Solution 1: Death by Gluttony

One solution is keep the status quo dynamics and accelerate them even further. Giants want to feed on new startups? Alright, let’s feed them even more startups! Let’s feed them so fast that they collapse under the weight of their own organizational complexities.

Two troubles with this approach:

  • Complexity is like an overhead that requires an extra rent to upkeep. A big entity can use its monopoly rents to pay off its complexity rents, like a rich old man refusing to die.
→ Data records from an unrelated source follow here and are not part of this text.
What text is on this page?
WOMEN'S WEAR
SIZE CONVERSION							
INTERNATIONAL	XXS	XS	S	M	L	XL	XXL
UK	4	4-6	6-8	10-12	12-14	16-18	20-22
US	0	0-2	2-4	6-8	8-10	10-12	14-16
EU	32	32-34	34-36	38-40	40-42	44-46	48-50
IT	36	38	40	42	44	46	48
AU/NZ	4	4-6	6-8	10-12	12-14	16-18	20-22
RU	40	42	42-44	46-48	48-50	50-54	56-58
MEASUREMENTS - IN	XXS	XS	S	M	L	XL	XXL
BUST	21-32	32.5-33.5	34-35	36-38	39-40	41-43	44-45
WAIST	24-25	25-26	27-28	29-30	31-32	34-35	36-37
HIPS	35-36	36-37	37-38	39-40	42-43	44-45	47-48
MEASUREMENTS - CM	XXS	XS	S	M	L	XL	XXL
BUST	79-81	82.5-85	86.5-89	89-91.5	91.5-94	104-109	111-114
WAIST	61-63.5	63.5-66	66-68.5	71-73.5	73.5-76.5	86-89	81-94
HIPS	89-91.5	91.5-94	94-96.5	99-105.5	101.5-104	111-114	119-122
  • Unlike traditional companies, software giants are quiet capable of managing their own complexities. (After all, most organizational problems are of information theoretic nature.) Some have even managed to essentially transform themselves into healthy closed ecosystems, upholding the law of the survival of the fittest while also enforcing cooperation against the outside world.


Solution 2: Death Match

Let the giants attack each other’s turf. They have sufficient human and financial capital, and ego to deploy the sort of attacks that VCs do not have the balls to enable. (Microsoft attacking Amazon AWS with Azure, Facebook attacking Amazon with Instagram Business, Amazon attacking Google Adwords with Amazon Advertising etc.)
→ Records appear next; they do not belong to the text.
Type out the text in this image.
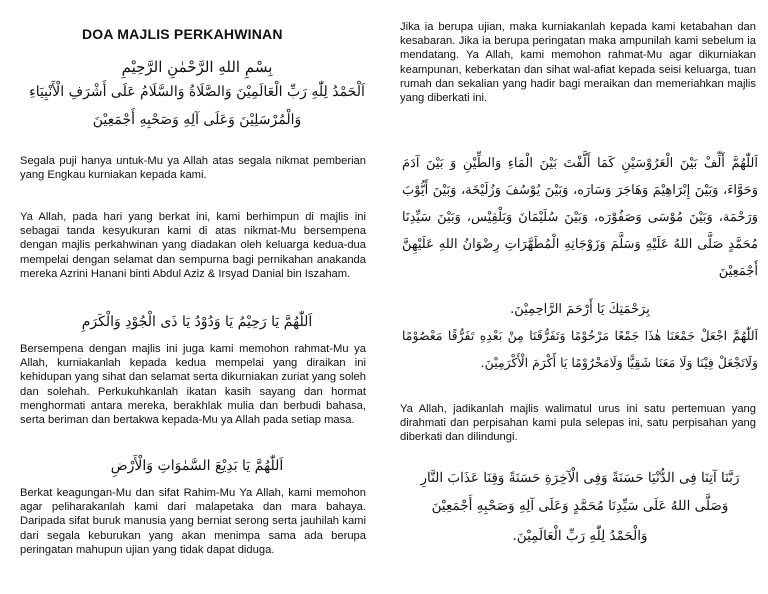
DOA MAJLIS PERKAHWINAN
بِسْمِ اللهِ الرَّحْمٰنِ الرَّحِيْمِ
اَلْحَمْدُ لِلّٰهِ رَبِّ الْعَالَمِيْنَ وَالصَّلَاةُ وَالسَّلَامُ عَلَى أَشْرَفِ الْأَنْبِيَاءِ
وَالْمُرْسَلِيْنَ وَعَلَى آلِهِ وَصَحْبِهِ أَجْمَعِيْنَ
Segala puji hanya untuk-Mu ya Allah atas segala nikmat pemberian yang Engkau kurniakan kepada kami.
Ya Allah, pada hari yang berkat ini, kami berhimpun di majlis ini sebagai tanda kesyukuran kami di atas nikmat-Mu bersempena dengan majlis perkahwinan yang diadakan oleh keluarga kedua-dua mempelai dengan selamat dan sempurna bagi pernikahan anakanda mereka Azrini Hanani binti Abdul Aziz & Irsyad Danial bin Iszaham.
اَللّٰهُمَّ يَا رَحِيْمُ يَا وَدُوْدُ يَا ذَى الْجُوْدِ وَالْكَرَمِ
Bersempena dengan majlis ini juga kami memohon rahmat-Mu ya Allah, kurniakanlah kepada kedua mempelai yang diraikan ini kehidupan yang sihat dan selamat serta dikurniakan zuriat yang soleh dan solehah. Perkukuhkanlah ikatan kasih sayang dan hormat menghormati antara mereka, berakhlak mulia dan berbudi bahasa, serta beriman dan bertakwa kepada-Mu ya Allah pada setiap masa.
اَللّٰهُمَّ يَا بَدِيْعَ السَّمٰوَاتِ وَالْأَرْضِ
Berkat keagungan-Mu dan sifat Rahim-Mu Ya Allah, kami memohon agar peliharakanlah kami dari malapetaka dan mara bahaya. Daripada sifat buruk manusia yang berniat serong serta jauhilah kami dari segala keburukan yang akan menimpa sama ada berupa peringatan mahupun ujian yang tidak dapat diduga.
Jika ia berupa ujian, maka kurniakanlah kepada kami ketabahan dan kesabaran. Jika ia berupa peringatan maka ampunilah kami sebelum ia mendatang. Ya Allah, kami memohon rahmat-Mu agar dikurniakan keampunan, keberkatan dan sihat wal-afiat kepada seisi keluarga, tuan rumah dan sekalian yang hadir bagi meraikan dan memeriahkan majlis yang diberkati ini.
اَللّٰهُمَّ أَلِّفْ بَيْنَ الْعَرُوْسَيْنِ كَمَا أَلَّفْتَ بَيْنَ الْمَاءِ وَالطِّيْنِ وَ بَيْنَ آدَمَ وَحَوَّاءَ، وَبَيْنَ إِبْرَاهِيْمَ وَهَاجَرَ وَسَارَه، وَبَيْنَ يُوْسُفَ وَزُلَيْخَة، وَبَيْنَ أَيُّوْبَ وَرَحْمَة، وَبَيْنَ مُوْسَى وَصَفُوْرَه، وَبَيْنَ سُلَيْمَانَ وَبَلْقِيْس، وَبَيْنَ سَيِّدِنَا مُحَمَّدٍ صَلَّى اللهُ عَلَيْهِ وَسَلَّمَ وَزَوْجَاتِهِ الْمُطَهَّرَاتِ رِضْوَانُ اللهِ عَلَيْهِنَّ أَجْمَعِيْنَ
بِرَحْمَتِكَ يَا أَرْحَمَ الرَّاحِمِيْنَ.
اَللّٰهُمَّ اجْعَلْ جَمْعَنَا هٰذَا جَمْعًا مَرْحُوْمًا وَتَفَرُّقَنَا مِنْ بَعْدِهِ تَفَرُّقًا مَعْصُوْمًا وَلَاتَجْعَلْ فِيْنَا وَلَا مَعَنَا شَقِيًّا وَلَامَحْرُوْمًا يَا أَكْرَمَ الْأَكْرَمِيْنَ.
Ya Allah, jadikanlah majlis walimatul urus ini satu pertemuan yang dirahmati dan perpisahan kami pula selepas ini, satu perpisahan yang diberkati dan dilindungi.
رَبَّنَا آتِنَا فِى الدُّنْيَا حَسَنَةً وَفِى الْآخِرَةِ حَسَنَةً وَقِنَا عَذَابَ النَّارِ
وَصَلَّى اللهُ عَلَى سَيِّدِنَا مُحَمَّدٍ وَعَلَى آلِهِ وَصَحْبِهِ أَجْمَعِيْنَ
وَالْحَمْدُ لِلّٰهِ رَبِّ الْعَالَمِيْنَ.
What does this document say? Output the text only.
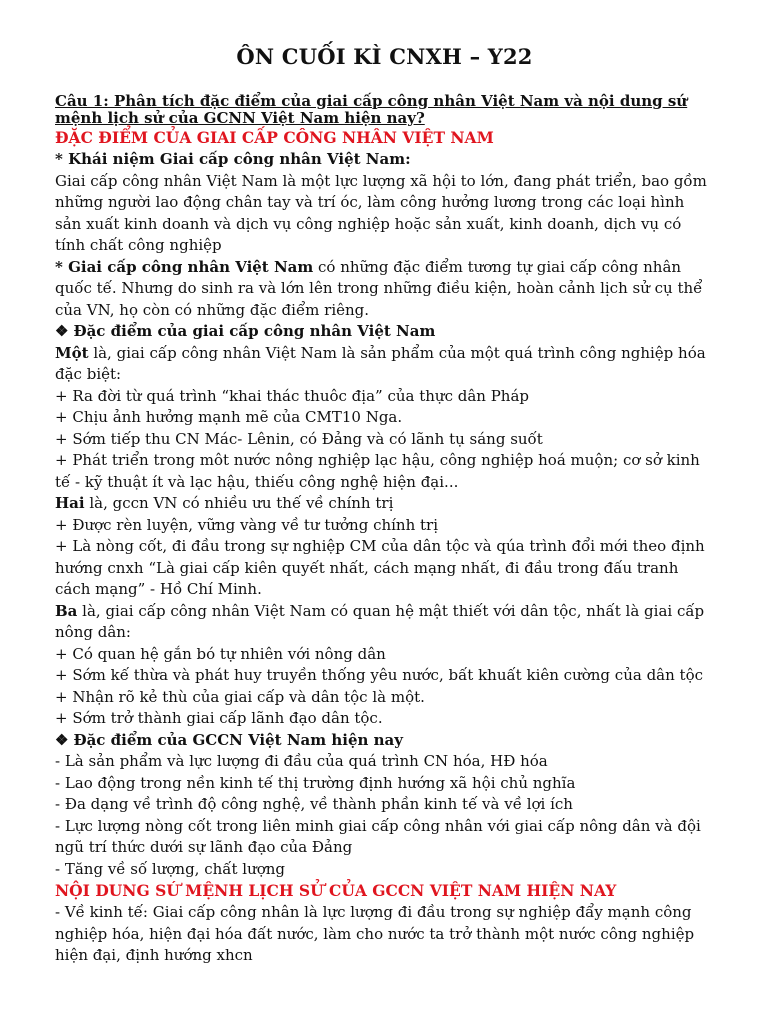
ÔN CUỐI KÌ CNXH – Y22

Câu 1: Phân tích đặc điểm của giai cấp công nhân Việt Nam và nội dung sứ mệnh lịch sử của GCNN Việt Nam hiện nay?

ĐẶC ĐIỂM CỦA GIAI CẤP CÔNG NHÂN VIỆT NAM

* Khái niệm Giai cấp công nhân Việt Nam:

Giai cấp công nhân Việt Nam là một lực lượng xã hội to lớn, đang phát triển, bao gồm những người lao động chân tay và trí óc, làm công hưởng lương trong các loại hình sản xuất kinh doanh và dịch vụ công nghiệp hoặc sản xuất, kinh doanh, dịch vụ có tính chất công nghiệp

* Giai cấp công nhân Việt Nam có những đặc điểm tương tự giai cấp công nhân quốc tế. Nhưng do sinh ra và lớn lên trong những điều kiện, hoàn cảnh lịch sử cụ thể của VN, họ còn có những đặc điểm riêng.

❖ Đặc điểm của giai cấp công nhân Việt Nam

Một là, giai cấp công nhân Việt Nam là sản phẩm của một quá trình công nghiệp hóa đặc biệt:

+ Ra đời từ quá trình “khai thác thuôc địa” của thực dân Pháp

+ Chịu ảnh hưởng mạnh mẽ của CMT10 Nga.

+ Sớm tiếp thu CN Mác- Lênin, có Đảng và có lãnh tụ sáng suốt

+ Phát triển trong môt nước nông nghiệp lạc hậu, công nghiệp hoá muộn; cơ sở kinh tế - kỹ thuật ít và lạc hậu, thiếu công nghệ hiện đại...

Hai là, gccn VN có nhiều ưu thế về chính trị

+ Được rèn luyện, vững vàng về tư tưởng chính trị

+ Là nòng cốt, đi đầu trong sự nghiệp CM của dân tộc và qúa trình đổi mới theo định hướng cnxh “Là giai cấp kiên quyết nhất, cách mạng nhất, đi đầu trong đấu tranh cách mạng” - Hồ Chí Minh.

Ba là, giai cấp công nhân Việt Nam có quan hệ mật thiết với dân tộc, nhất là giai cấp nông dân:

+ Có quan hệ gắn bó tự nhiên với nông dân

+ Sớm kế thừa và phát huy truyền thống yêu nước, bất khuất kiên cường của dân tộc + Nhận rõ kẻ thù của giai cấp và dân tộc là một.

+ Sớm trở thành giai cấp lãnh đạo dân tộc.

❖ Đặc điểm của GCCN Việt Nam hiện nay

- Là sản phẩm và lực lượng đi đầu của quá trình CN hóa, HĐ hóa

- Lao động trong nền kinh tế thị trường định hướng xã hội chủ nghĩa

- Đa dạng về trình độ công nghệ, về thành phần kinh tế và về lợi ích

- Lực lượng nòng cốt trong liên minh giai cấp công nhân với giai cấp nông dân và đội ngũ trí thức dưới sự lãnh đạo của Đảng

- Tăng về số lượng, chất lượng

NỘI DUNG SỨ MỆNH LỊCH SỬ CỦA GCCN VIỆT NAM HIỆN NAY

- Về kinh tế: Giai cấp công nhân là lực lượng đi đầu trong sự nghiệp đẩy mạnh công nghiệp hóa, hiện đại hóa đất nước, làm cho nước ta trở thành một nước công nghiệp hiện đại, định hướng xhcn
Two troubles with this approach:

  • It is not difficult for a few giants to implicitly agree on not stepping on each other’s toes that much.

  • It may take forever for them to launch these attacks since they have so many other opportunities.


Solution 3: Programmed Death

Any entity that becomes big enough sooner or later turns evil. (Remember Google’s “Don’t be evil!” motto?) This is a universal law that holds across many different domains.

Planned obsolescence puts an upper bound on how far an entity can expand in the time dimension. We need something similar in the spatial dimensions. Biology already solved this problem by programming death into cells in such a way that they die before they turn evil and become cancerous. Why not insert similar constraints into the legal foundations of companies?

Two troubles with this approach:

  • Companies often honestly can not control their growth.

  • Consumers left out due to growth controls may complain.